As we focus more and more on specialization (as w/ the modern day rigorous classical violin training), I think we generally become locked into one particular mode of expression which makes it hard for us to cross into other very different forms. That's just the way it works in general, not just for the violin, but for most any other field/discipline.
However, I do also agree that the specialization can provide the means to delve deeper and be creative at a more refined/nuanced level w/in the discipline.
The former type of creativity on the broader (non-specialized) level is probably easier for casual (mainstream) folks to appreciate while the latter type is not.
For analogy, in my field (in computer science), the non-geeks :-) tend to be wowed by the simplest, most obvious things we might do, often calling us a "wiz" and paying good $$$ for such, but cannot fully appreciate the finer things that we may actually work hard to study and put to practice -- and those things often go unused and/or unnoticed in most of our work.

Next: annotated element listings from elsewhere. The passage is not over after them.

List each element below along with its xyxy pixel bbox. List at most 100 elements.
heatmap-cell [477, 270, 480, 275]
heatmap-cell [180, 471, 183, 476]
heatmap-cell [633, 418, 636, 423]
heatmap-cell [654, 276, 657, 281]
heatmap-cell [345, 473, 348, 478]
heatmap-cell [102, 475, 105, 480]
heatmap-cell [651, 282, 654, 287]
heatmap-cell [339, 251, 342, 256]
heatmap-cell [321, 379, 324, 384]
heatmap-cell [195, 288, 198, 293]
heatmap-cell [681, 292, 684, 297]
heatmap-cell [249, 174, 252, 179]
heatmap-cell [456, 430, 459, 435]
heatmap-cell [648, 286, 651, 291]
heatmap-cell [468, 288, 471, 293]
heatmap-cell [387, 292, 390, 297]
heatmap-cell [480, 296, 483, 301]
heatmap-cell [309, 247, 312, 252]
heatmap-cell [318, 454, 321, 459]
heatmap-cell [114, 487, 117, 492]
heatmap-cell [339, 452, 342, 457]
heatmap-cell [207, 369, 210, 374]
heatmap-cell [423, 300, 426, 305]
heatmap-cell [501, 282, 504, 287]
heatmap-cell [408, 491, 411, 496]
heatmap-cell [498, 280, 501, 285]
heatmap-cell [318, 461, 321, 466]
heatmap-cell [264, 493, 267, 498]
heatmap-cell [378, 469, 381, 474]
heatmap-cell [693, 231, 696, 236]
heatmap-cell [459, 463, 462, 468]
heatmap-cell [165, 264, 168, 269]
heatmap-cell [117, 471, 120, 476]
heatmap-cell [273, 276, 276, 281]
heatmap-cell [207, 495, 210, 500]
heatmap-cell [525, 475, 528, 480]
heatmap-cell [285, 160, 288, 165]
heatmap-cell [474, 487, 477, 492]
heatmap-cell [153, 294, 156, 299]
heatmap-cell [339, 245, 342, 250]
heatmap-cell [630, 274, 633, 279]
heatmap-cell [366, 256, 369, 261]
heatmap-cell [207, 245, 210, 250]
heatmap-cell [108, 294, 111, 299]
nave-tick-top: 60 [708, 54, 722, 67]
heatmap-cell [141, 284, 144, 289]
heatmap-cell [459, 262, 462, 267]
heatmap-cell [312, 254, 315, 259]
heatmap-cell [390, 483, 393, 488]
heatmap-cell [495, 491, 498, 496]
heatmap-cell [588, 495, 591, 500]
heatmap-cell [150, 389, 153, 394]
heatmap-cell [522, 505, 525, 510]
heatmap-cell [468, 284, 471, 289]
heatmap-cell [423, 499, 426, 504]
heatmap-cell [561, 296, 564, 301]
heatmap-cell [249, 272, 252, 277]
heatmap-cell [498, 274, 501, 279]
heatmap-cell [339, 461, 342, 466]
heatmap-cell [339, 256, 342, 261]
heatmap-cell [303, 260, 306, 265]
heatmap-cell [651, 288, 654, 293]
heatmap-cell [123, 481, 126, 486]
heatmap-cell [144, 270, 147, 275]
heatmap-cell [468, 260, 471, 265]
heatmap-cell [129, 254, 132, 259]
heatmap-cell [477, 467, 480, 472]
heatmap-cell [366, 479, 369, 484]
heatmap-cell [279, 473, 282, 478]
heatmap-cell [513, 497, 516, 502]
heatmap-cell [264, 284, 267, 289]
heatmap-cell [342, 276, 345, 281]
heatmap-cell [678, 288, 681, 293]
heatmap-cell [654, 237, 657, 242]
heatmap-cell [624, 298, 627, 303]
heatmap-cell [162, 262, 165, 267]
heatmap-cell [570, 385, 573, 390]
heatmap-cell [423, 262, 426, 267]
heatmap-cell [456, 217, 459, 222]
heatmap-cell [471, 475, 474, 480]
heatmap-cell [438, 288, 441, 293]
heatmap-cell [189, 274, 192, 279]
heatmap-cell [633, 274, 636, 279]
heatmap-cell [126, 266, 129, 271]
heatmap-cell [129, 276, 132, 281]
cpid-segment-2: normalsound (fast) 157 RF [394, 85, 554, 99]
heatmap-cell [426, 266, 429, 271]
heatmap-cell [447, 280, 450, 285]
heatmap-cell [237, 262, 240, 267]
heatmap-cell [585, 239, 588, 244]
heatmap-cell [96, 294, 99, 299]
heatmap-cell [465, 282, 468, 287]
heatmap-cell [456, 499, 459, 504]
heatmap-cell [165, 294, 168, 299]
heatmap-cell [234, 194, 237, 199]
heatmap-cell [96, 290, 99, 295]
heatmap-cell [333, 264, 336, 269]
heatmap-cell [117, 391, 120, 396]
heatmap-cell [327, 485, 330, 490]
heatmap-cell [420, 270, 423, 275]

Another analogy can be found in the culinary field and how our mainstream fastfood-ish culture tends to view it. Often takes so called foodies (along w/ the fine chefs and cooks) to more fully appreciate the finer things that the avg folk probably does not. My own taste buds ain't exactly bad, but I can't really appreciate fine wines (at least at this point) if my life depended on it -- and that's not to say I can't taste any diff at all either...
BTW, my just-13-yo son (as well as slightly older daughter) would love to play the Tchaikovsky yesterday(!) if he could, but he's learned enough now to understand that he's at least a good ways away from being able to hack at it at all -- doesn't stop him from trying once in a while though. In his case, he almost gave up on violin after ~3 years of Suzuki-based study during his grade school years, but got hooked when he first caught a glimpse of the possibilities w/ the help of Vivaldi -- the kids just started learning Vivaldi's Spring concerto now to go w/ the standard Suzuki repertoire (among other things), and they (and even my 5-yo ;-) ) are loving that. :-) Yeah, my son doesn't exactly relish all the hard work that's needed, but he's gradually come to appreciate all of it as a whole, and practicing is no longer like pulling teeth everyday w/ him -- and I do believe this discipline is translating very positively to other areas for him as well.

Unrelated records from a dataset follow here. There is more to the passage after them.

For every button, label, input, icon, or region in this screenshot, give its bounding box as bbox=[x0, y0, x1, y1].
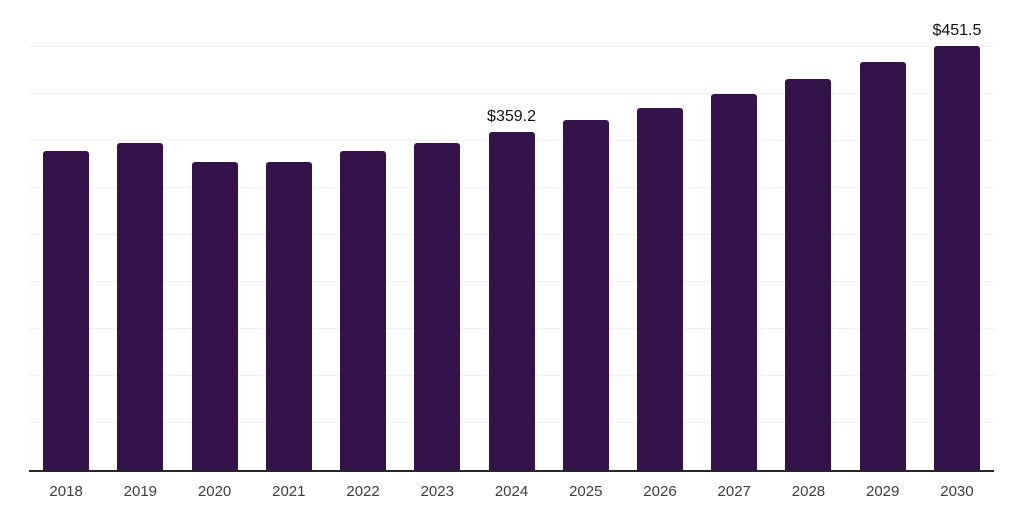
gridline bbox=[29, 93, 994, 94]
x-tick-label-2029: 2029 bbox=[866, 483, 900, 500]
bar-2020 bbox=[191, 161, 238, 470]
bar-series: $359.2 $451.5 bbox=[29, 0, 994, 470]
bar-slot-2027 bbox=[697, 0, 771, 470]
bar-2019 bbox=[117, 142, 164, 470]
bar-slot-2029 bbox=[846, 0, 920, 470]
x-axis: 2018 2019 2020 2021 2022 2023 2024 2025 2026 2027… bbox=[29, 483, 994, 500]
x-tick-label-2021: 2021 bbox=[272, 483, 306, 500]
bar-2025 bbox=[562, 120, 609, 470]
bar-2029 bbox=[859, 62, 906, 470]
bar-slot-2018 bbox=[29, 0, 103, 470]
bar-slot-2026 bbox=[623, 0, 697, 470]
data-label-2024: $359.2 bbox=[487, 108, 536, 126]
x-tick-label-2022: 2022 bbox=[346, 483, 380, 500]
gridline bbox=[29, 46, 994, 47]
x-tick-label-2019: 2019 bbox=[123, 483, 158, 500]
x-tick-label-2027: 2027 bbox=[717, 483, 751, 500]
bar-slot-2019 bbox=[103, 0, 177, 470]
bar-slot-2022 bbox=[326, 0, 400, 470]
bar-slot-2020 bbox=[177, 0, 251, 470]
x-tick-label-2023: 2023 bbox=[420, 483, 454, 500]
bar-2018 bbox=[43, 151, 90, 470]
bar-2024 bbox=[488, 132, 535, 470]
x-tick-label-2025: 2025 bbox=[569, 483, 603, 500]
bar-slot-2021 bbox=[252, 0, 326, 470]
plot-area: $359.2 $451.5 bbox=[29, 0, 994, 472]
bar-slot-2025 bbox=[549, 0, 623, 470]
bar-slot-2028 bbox=[771, 0, 845, 470]
x-tick-label-2024: 2024 bbox=[494, 483, 529, 500]
bar-2027 bbox=[711, 94, 758, 470]
bar-2026 bbox=[636, 108, 683, 470]
bar-2022 bbox=[340, 151, 387, 470]
x-tick-label-2020: 2020 bbox=[197, 483, 232, 500]
bar-2023 bbox=[414, 142, 461, 470]
bar-2030 bbox=[933, 45, 980, 470]
bar-slot-2024: $359.2 bbox=[474, 0, 548, 470]
bar-2028 bbox=[785, 78, 832, 470]
bar-2021 bbox=[265, 161, 312, 470]
x-tick-label-2018: 2018 bbox=[49, 483, 83, 500]
bar-slot-2030: $451.5 bbox=[920, 0, 994, 470]
bar-slot-2023 bbox=[400, 0, 474, 470]
x-tick-label-2028: 2028 bbox=[791, 483, 826, 500]
x-tick-label-2030: 2030 bbox=[940, 483, 974, 500]
data-label-2030: $451.5 bbox=[932, 21, 982, 39]
x-tick-label-2026: 2026 bbox=[643, 483, 677, 500]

And tangentially, I think the violin (and music in general) makes for a very nice analogy (and/or metaphor) for many other areas of work and life as well as I regularly use it to help explain all sorts of things to my violin playing kids. For instance, just the other day I used it to help explain some basic mathematical concepts to my son -- some basic ideas about mathematical expression and representation, forms and symbology, etc. which can also be seen in written music (and usually taken for granted) as well. I also often compare violin practice and technique to many other activities/interests they have. So the rigorous classical violin training (even though I'm mainly just an observer who dabbles) can lend itself to creative uses far outside of the music itself -- and I often remind my kids of that in one way or another so that they understand it's not just about the music (for us anyway)...

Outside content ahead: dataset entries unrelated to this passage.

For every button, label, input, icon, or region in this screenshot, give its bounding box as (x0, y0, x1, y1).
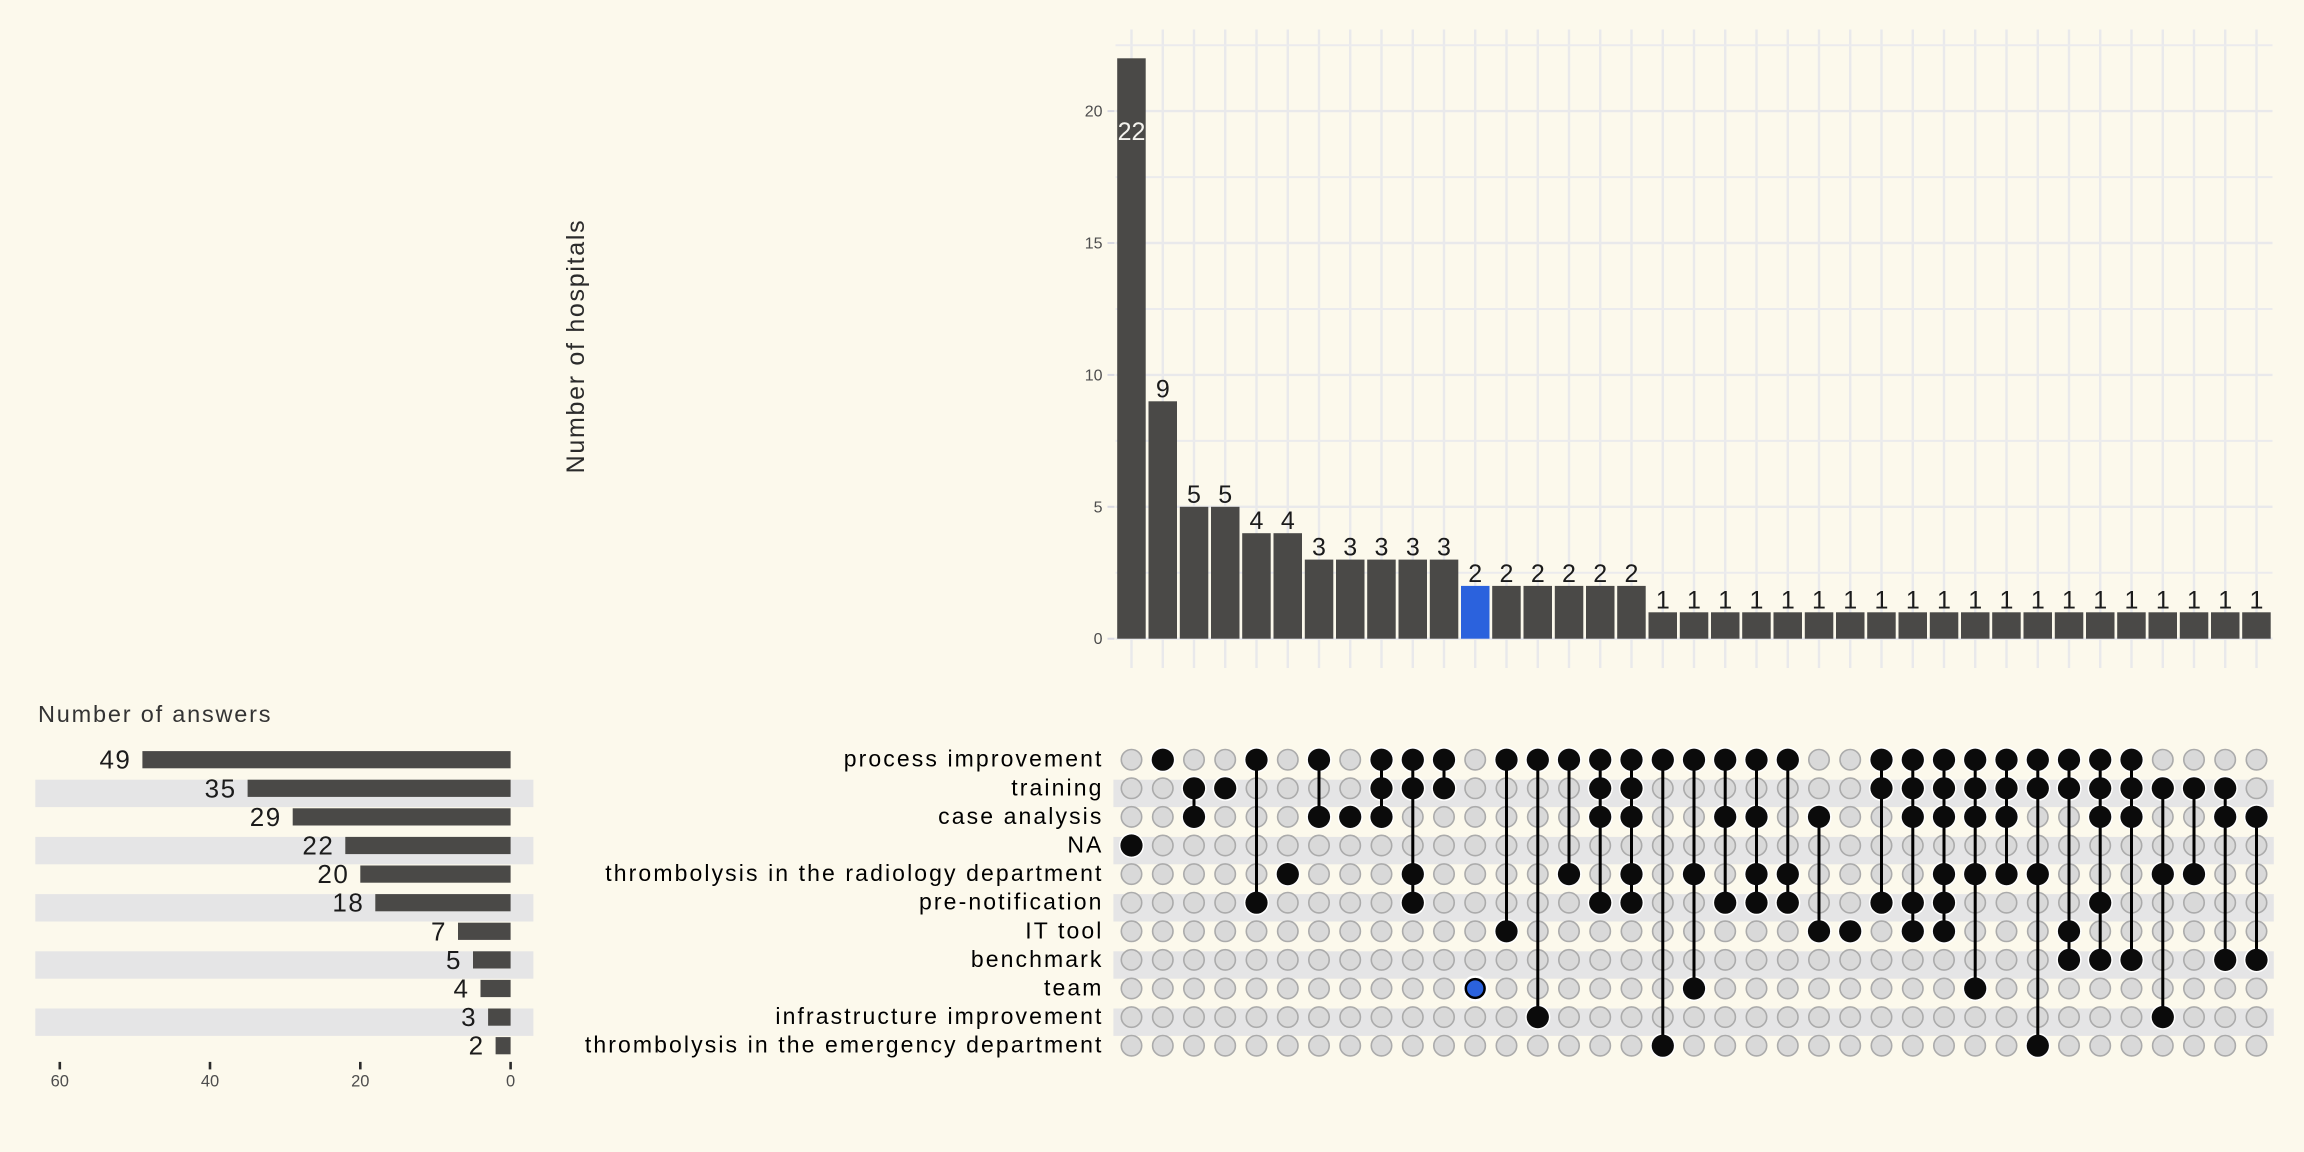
svg-text:Number of hospitals: Number of hospitals (562, 219, 590, 474)
svg-text:pre-notification: pre-notification (919, 889, 1103, 915)
svg-text:3: 3 (1406, 534, 1420, 562)
svg-text:2: 2 (1500, 560, 1514, 588)
svg-text:9: 9 (1156, 375, 1170, 403)
svg-text:35: 35 (205, 773, 237, 803)
svg-text:4: 4 (1250, 507, 1264, 535)
svg-text:3: 3 (461, 1002, 477, 1032)
svg-text:1: 1 (1812, 586, 1826, 614)
svg-text:7: 7 (431, 916, 447, 946)
svg-text:5: 5 (1218, 481, 1232, 509)
svg-text:2: 2 (1468, 560, 1482, 588)
svg-text:10: 10 (1085, 367, 1103, 384)
svg-text:1: 1 (1781, 586, 1795, 614)
svg-text:2: 2 (1531, 560, 1545, 588)
svg-text:1: 1 (1656, 586, 1670, 614)
svg-text:1: 1 (1718, 586, 1732, 614)
svg-text:4: 4 (1281, 507, 1295, 535)
svg-text:40: 40 (201, 1073, 219, 1091)
svg-text:20: 20 (351, 1073, 369, 1091)
svg-text:Number of answers: Number of answers (38, 701, 272, 727)
svg-text:1: 1 (2250, 586, 2264, 614)
svg-text:0: 0 (506, 1073, 515, 1091)
svg-text:1: 1 (1968, 586, 1982, 614)
svg-text:1: 1 (1906, 586, 1920, 614)
svg-text:2: 2 (1562, 560, 1576, 588)
svg-text:20: 20 (1085, 104, 1103, 121)
svg-text:1: 1 (2187, 586, 2201, 614)
svg-text:29: 29 (250, 802, 282, 832)
svg-text:5: 5 (1094, 499, 1103, 516)
svg-text:IT tool: IT tool (1025, 917, 1103, 943)
svg-text:NA: NA (1067, 832, 1103, 858)
svg-text:3: 3 (1437, 534, 1451, 562)
svg-text:3: 3 (1343, 534, 1357, 562)
svg-text:1: 1 (1875, 586, 1889, 614)
svg-text:0: 0 (1094, 631, 1103, 648)
svg-text:team: team (1044, 975, 1104, 1001)
svg-text:2: 2 (1593, 560, 1607, 588)
svg-text:1: 1 (2218, 586, 2232, 614)
svg-text:3: 3 (1312, 534, 1326, 562)
svg-text:training: training (1011, 774, 1103, 800)
svg-text:1: 1 (2000, 586, 2014, 614)
svg-text:3: 3 (1375, 534, 1389, 562)
svg-text:1: 1 (1843, 586, 1857, 614)
svg-text:1: 1 (2156, 586, 2170, 614)
svg-text:5: 5 (446, 945, 462, 975)
svg-text:60: 60 (51, 1073, 69, 1091)
svg-text:15: 15 (1085, 236, 1103, 253)
svg-text:22: 22 (302, 831, 334, 861)
svg-text:5: 5 (1187, 481, 1201, 509)
svg-text:thrombolysis in the emergency: thrombolysis in the emergency department (585, 1032, 1104, 1058)
svg-text:case analysis: case analysis (938, 803, 1103, 829)
svg-text:process improvement: process improvement (844, 746, 1104, 772)
svg-text:18: 18 (332, 888, 364, 918)
svg-text:2: 2 (469, 1031, 485, 1061)
svg-text:benchmark: benchmark (971, 946, 1104, 972)
svg-text:22: 22 (1118, 118, 1146, 146)
svg-text:4: 4 (454, 974, 470, 1004)
svg-text:1: 1 (1750, 586, 1764, 614)
svg-text:1: 1 (1937, 586, 1951, 614)
svg-text:1: 1 (2093, 586, 2107, 614)
svg-text:thrombolysis in the radiology: thrombolysis in the radiology department (605, 860, 1103, 886)
svg-text:1: 1 (2062, 586, 2076, 614)
svg-text:infrastructure improvement: infrastructure improvement (775, 1003, 1103, 1029)
svg-text:2: 2 (1625, 560, 1639, 588)
svg-text:1: 1 (2031, 586, 2045, 614)
svg-text:49: 49 (99, 745, 131, 775)
svg-text:1: 1 (2125, 586, 2139, 614)
svg-text:20: 20 (317, 859, 349, 889)
svg-text:1: 1 (1687, 586, 1701, 614)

Improvisation is an intuitive and creative activity that does require a musical ear and technical ability on an instrument such as one would learn with classical training. A good way to develop this kind of creativity is to practice playing a busy counterpoint melody over a smoother line of melody or visa versa. Or, practice continuous variations over a basso ostinato (ground) or a repeated set of chords or repeated harmony. Another way is to practice playing your own made up part with a jazz or bluegrass recording - and yet another way is to play your own momentarily made up part with other musicians. They don't have to be jazz or bluegrass musicians. They could be sitarists or play the oud or bongos or hang drum, for example. Lastly, another way to be creative is to practice playing a solo improvisation. I believe that the more you play this way, the more creative your musical intuition becomes. I don't see why a classically trained violinist could not accomplish this if they really wanted to. Their fundamental skills are already there. So, my answer to this blog question would be no.